Doctors' leaders hit out at the government's management of the vaccine supply problem, which they claim could have been prevented with proper planning.
Chiron, which produces one in six of the 14 million flu vaccines used in the UK, had its licence suspended for three months by the Medicines and Healthcare products Regulatory Agency (MHRA) over manufacturing problems.
The MHRA said shortfalls would be urgently addressed and an extra 1.2 million doses were on order for the end of October.
Dr Peter Holden, of the British Medical Association GPs' committee, said: 'The question is: can they make up the 2.4 million vaccines between now and Christmas? If flu comes early, we probably won't be able to get to everyone.'
This week the annual flu vaccination round was launched by the Department of Health in England. Fronted by footballer Paul Scholes, the campaign is encouraging people over 65 and those with chronic conditions such as asthma and diabetes to protect themselves against the illness.

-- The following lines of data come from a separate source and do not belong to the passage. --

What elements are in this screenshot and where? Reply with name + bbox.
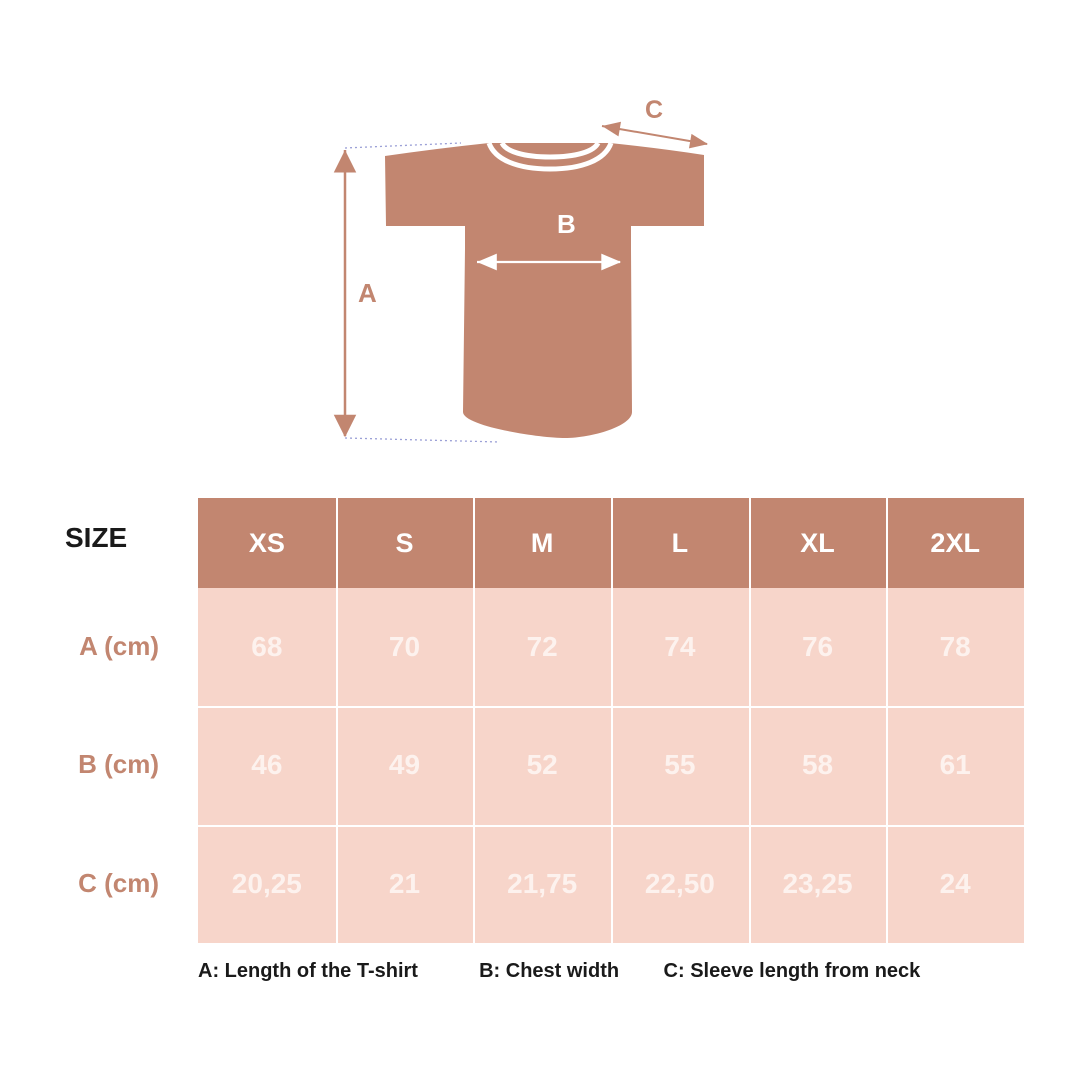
svg-text:A: A bbox=[358, 278, 377, 308]
svg-text:C: C bbox=[645, 96, 663, 124]
svg-text:B: B bbox=[557, 209, 576, 239]
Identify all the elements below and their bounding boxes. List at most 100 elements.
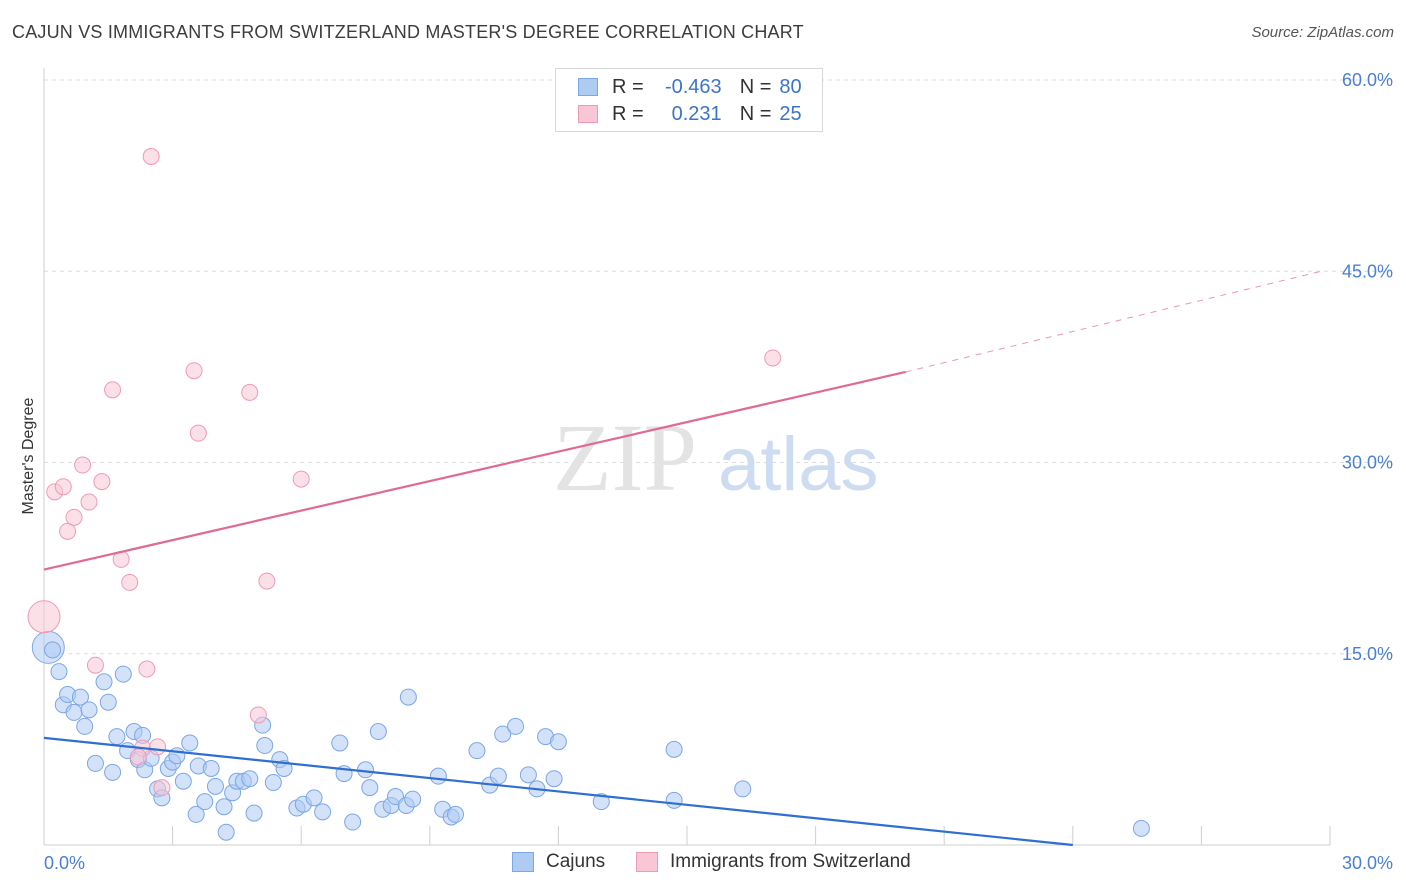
point-switzerland <box>104 381 122 399</box>
watermark-zip: ZIP <box>553 404 697 511</box>
point-cajuns <box>665 791 683 809</box>
point-cajuns <box>76 717 94 735</box>
legend-row-switzerland: R = 0.231 N = 25 <box>578 101 802 127</box>
point-cajuns <box>99 693 117 711</box>
point-switzerland <box>153 779 171 797</box>
y-tick-label: 15.0% <box>1342 644 1393 664</box>
point-cajuns <box>468 742 486 760</box>
legend-row-cajuns: R = -0.463 N = 80 <box>578 74 802 100</box>
point-cajuns <box>545 770 563 788</box>
point-cajuns <box>256 737 274 755</box>
axes <box>43 68 1331 846</box>
series-legend: Cajuns Immigrants from Switzerland <box>0 851 1406 879</box>
tick-labels: 15.0% 30.0% 45.0% 60.0% 0.0% 30.0% <box>44 70 1393 873</box>
point-switzerland <box>142 148 160 165</box>
point-cajuns <box>275 760 293 777</box>
point-cajuns <box>217 823 235 841</box>
y-tick-label: 30.0% <box>1342 453 1393 473</box>
series-legend-switzerland[interactable]: Immigrants from Switzerland <box>636 851 911 873</box>
legend-r-label: R = <box>612 102 644 125</box>
trend-line-switzerland <box>43 370 906 571</box>
point-cajuns <box>344 813 362 831</box>
point-cajuns <box>50 663 68 681</box>
point-cajuns <box>507 717 525 735</box>
point-cajuns <box>519 766 537 784</box>
point-cajuns <box>665 740 683 758</box>
point-switzerland <box>258 572 276 590</box>
grid-lines <box>44 79 1394 655</box>
point-cajuns <box>369 723 387 741</box>
point-cajuns <box>429 767 447 785</box>
correlation-legend: R = -0.463 N = 80 R = 0.231 N = 25 <box>555 68 823 132</box>
point-cajuns <box>404 790 422 808</box>
point-cajuns <box>264 774 282 792</box>
point-switzerland <box>121 573 139 591</box>
point-cajuns <box>80 701 98 719</box>
point-cajuns <box>196 793 214 811</box>
point-cajuns <box>549 733 567 751</box>
series-swatch-cajuns <box>512 852 534 872</box>
series-label-switzerland: Immigrants from Switzerland <box>670 851 911 872</box>
point-cajuns <box>361 779 379 797</box>
point-switzerland <box>80 493 98 511</box>
data-points <box>27 148 1150 841</box>
point-switzerland <box>74 456 92 474</box>
trend-line-cajuns <box>43 736 1073 847</box>
legend-swatch-cajuns <box>578 78 598 96</box>
y-axis-label: Master's Degree <box>20 397 37 514</box>
source-label: Source: ZipAtlas.com <box>1251 24 1394 41</box>
point-cajuns <box>734 780 752 798</box>
series-label-cajuns: Cajuns <box>546 851 606 872</box>
point-cajuns <box>202 760 220 777</box>
point-cajuns <box>114 665 132 683</box>
point-cajuns <box>187 805 205 823</box>
point-cajuns <box>174 772 192 790</box>
point-cajuns <box>1132 819 1150 837</box>
trend-line-extension <box>905 270 1322 373</box>
point-cajuns <box>71 688 89 706</box>
point-cajuns <box>44 641 62 659</box>
point-switzerland <box>27 600 61 634</box>
point-cajuns <box>399 688 417 706</box>
point-cajuns <box>241 770 259 788</box>
point-cajuns <box>65 703 83 721</box>
chart-title: CAJUN VS IMMIGRANTS FROM SWITZERLAND MAS… <box>12 22 804 42</box>
series-swatch-switzerland <box>636 852 658 872</box>
point-switzerland <box>189 424 207 442</box>
point-cajuns <box>447 805 465 823</box>
point-cajuns <box>206 777 224 795</box>
point-switzerland <box>129 748 147 766</box>
point-cajuns <box>494 725 512 743</box>
legend-n-value: 25 <box>779 102 802 125</box>
legend-swatch-switzerland <box>578 105 598 123</box>
point-switzerland <box>241 383 259 401</box>
point-switzerland <box>185 362 203 380</box>
point-cajuns <box>108 728 126 746</box>
point-cajuns <box>489 767 507 785</box>
point-cajuns <box>314 803 332 821</box>
x-tick-label: 0.0% <box>44 853 85 873</box>
point-switzerland <box>138 660 156 678</box>
point-cajuns <box>331 734 349 752</box>
point-switzerland <box>249 706 267 724</box>
point-cajuns <box>181 734 199 752</box>
point-switzerland <box>93 473 111 491</box>
point-switzerland <box>764 349 782 367</box>
point-cajuns <box>305 789 323 807</box>
point-cajuns <box>95 673 113 691</box>
legend-n-label: N = <box>739 102 772 125</box>
x-tick-label: 30.0% <box>1342 853 1393 873</box>
y-tick-label: 45.0% <box>1342 261 1393 281</box>
legend-r-value: 0.231 <box>671 102 722 125</box>
point-cajuns <box>245 804 263 822</box>
series-legend-cajuns[interactable]: Cajuns <box>512 851 605 873</box>
point-cajuns <box>104 763 122 781</box>
legend-n-label: N = <box>739 75 772 98</box>
y-tick-label: 60.0% <box>1342 70 1393 90</box>
point-cajuns <box>215 798 233 816</box>
point-switzerland <box>54 478 72 496</box>
point-switzerland <box>65 508 83 526</box>
legend-r-label: R = <box>612 75 644 98</box>
point-switzerland <box>59 522 77 540</box>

In Northern Ireland, the Department of Health, Social Services and Public Safety made 60,000 supplies of the vaccine available to enable the vaccination campaign to start on October 4.
But the BMA said this was too little, too late. Dr Eugene Deeny, treasurer of its Northern Irish GP committee, said: '[The department] neglected to advise GPs as to where, when or how these supplies could be obtained.'
He added that 60,000 vaccines were only a 'drop in the ocean'.
Northern Ireland chief medical officer Henrietta Campbell said: 'We expect the full supply of vaccines to be in place within three weeks, which should mean the normal flu immunisation programme will not be delayed.'
Practices have been instructed to prioritise appointments to ensure that those most at risk are vaccinated first. But this has further enraged doctors.
'The department blithely asserts that… doctors will prioritise patients most at risk. This is quite a challenge when the at-risk group itself is so large and the supply so small,' Deeny said.